In the early 1630s, Sapohanikan became increasingly encroached upon by the Dutch settlement of Noortwyck ("north village").

In 1633, the outskirts of Sapohanikan were transformed into a tobacco plantation by New Netherland Governor Wouter van Twiller, who titled it the Bossen Bouwerie ("the farm in the woods"). Van Twiller was known as an "insatiable grabber of land from the Indians" who drove the residents of Sapohanikan out of the area with "intermittent, bloody warfare."

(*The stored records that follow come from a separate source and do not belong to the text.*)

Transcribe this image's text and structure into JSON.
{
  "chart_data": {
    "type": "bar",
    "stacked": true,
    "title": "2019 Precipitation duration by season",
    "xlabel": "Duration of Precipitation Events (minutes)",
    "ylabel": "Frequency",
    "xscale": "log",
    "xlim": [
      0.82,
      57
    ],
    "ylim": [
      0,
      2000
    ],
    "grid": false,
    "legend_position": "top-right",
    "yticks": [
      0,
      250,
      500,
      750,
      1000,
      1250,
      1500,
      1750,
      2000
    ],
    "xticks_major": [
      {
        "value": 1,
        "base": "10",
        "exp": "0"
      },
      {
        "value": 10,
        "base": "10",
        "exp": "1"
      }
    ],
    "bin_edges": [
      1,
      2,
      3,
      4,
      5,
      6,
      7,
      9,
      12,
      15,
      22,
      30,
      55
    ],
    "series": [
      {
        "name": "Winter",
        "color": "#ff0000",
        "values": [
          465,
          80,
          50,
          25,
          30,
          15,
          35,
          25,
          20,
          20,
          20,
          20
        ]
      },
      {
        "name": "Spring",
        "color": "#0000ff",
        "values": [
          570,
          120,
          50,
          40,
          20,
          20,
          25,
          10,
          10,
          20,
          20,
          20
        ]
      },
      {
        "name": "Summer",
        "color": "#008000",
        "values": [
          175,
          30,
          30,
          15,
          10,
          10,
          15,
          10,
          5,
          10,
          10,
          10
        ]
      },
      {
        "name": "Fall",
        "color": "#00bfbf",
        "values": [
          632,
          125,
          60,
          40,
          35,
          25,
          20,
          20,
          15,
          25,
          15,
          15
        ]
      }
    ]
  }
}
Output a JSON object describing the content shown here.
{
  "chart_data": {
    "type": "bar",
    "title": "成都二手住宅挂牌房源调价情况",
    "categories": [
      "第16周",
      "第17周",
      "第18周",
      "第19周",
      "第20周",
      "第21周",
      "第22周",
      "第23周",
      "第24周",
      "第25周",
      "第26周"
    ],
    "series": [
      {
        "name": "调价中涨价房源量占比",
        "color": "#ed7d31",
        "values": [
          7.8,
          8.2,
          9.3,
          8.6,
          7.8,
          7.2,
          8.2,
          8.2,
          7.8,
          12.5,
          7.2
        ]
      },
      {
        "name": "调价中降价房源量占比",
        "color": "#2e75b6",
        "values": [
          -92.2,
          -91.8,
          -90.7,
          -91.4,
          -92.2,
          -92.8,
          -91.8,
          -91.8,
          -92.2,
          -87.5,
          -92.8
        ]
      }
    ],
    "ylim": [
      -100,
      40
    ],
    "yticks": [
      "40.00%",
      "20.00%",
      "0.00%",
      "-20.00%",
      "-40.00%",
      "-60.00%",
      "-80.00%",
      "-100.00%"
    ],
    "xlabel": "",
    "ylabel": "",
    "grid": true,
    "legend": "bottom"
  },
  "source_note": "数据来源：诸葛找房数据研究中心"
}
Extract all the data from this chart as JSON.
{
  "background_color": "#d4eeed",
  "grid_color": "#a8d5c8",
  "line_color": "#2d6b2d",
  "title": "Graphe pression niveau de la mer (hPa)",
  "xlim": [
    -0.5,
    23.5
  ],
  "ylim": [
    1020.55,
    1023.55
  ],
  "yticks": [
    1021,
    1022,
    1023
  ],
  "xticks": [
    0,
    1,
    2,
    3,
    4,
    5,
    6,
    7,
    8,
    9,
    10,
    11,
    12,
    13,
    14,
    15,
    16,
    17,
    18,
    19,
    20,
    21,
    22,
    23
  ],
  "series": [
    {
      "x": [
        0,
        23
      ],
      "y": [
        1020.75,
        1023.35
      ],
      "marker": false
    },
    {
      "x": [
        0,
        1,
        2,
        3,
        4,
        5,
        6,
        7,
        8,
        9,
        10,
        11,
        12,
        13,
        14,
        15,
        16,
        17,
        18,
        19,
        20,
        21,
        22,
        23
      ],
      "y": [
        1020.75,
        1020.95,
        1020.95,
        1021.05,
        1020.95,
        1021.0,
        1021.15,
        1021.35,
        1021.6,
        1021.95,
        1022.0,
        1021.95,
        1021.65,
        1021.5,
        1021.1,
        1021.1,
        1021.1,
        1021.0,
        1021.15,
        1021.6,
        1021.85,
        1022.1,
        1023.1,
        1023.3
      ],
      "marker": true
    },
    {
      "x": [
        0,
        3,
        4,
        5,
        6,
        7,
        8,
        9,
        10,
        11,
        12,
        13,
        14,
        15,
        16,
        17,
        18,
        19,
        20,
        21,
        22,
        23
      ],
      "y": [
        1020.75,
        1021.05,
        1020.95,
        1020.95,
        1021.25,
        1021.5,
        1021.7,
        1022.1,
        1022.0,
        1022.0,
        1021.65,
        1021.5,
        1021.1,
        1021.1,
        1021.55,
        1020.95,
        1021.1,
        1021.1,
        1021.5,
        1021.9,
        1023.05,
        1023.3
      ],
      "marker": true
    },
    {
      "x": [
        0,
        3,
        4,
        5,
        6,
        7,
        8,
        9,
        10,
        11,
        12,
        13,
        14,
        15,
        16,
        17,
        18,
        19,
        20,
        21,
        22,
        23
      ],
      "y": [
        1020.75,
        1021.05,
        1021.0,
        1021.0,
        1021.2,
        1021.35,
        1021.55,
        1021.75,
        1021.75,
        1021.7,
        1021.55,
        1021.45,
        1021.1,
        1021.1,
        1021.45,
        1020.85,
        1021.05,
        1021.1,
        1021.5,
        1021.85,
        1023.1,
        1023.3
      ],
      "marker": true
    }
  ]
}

Van Twiller's plantation soon expanded to 300 acres, extending from Minetta Waters (now buried under Manhattan) to the Hudson River. The plantation was, in name, for the Dutch West India Company, but most of the profits were held by Van Twiller.

Van Twiller's Bossen Bouwerie grew its operations in the 1640s. The purchase and sale of land at this plantation between Dutch landowners being recorded several times in official records as the "plantation at Sapokanikan." Nearby Dutch farms were established in the area, neighboring the Bossen Bouwerie, such as the Farm of Coseyn in 1647, which was recorded as being situated along Sapokanikan wagon road.

In the 1670s, Noortwyck was officially renamed Greenwijk ("Pine District") after Yellis Mandeville purchased land in the area. In Mandeville's will, the region was recorded as Greenwich Village in 1696. The usage of Sapokanikan to refer to the area ceased with the growth of Greenwich under British rule. The fertile area around what had been Sapohanikan soon became the site of large estates.

=== Memorialization attempt ===
In 2001, there was a proposal to the Hudson River Park Trust to name a park at 14th street Sapohanikan. No formal recognition of the area as Sapohanikan Park was given. As of 2022, this park is referred to as the 14th Street Park on the Hudson River Park website.

The artist Beatriz Cortez is the creator of Sapohanikan Market, a monument at Gansevoort Market.

== Popular culture ==
Joanna Newsom's album Divers (2015) features a song "Sapokanikan," which was the lead single from the album. The song speaks to the changing landscape of Manhattan and how this relates to memory over time. The song's music video on YouTube has reached over 4 million views.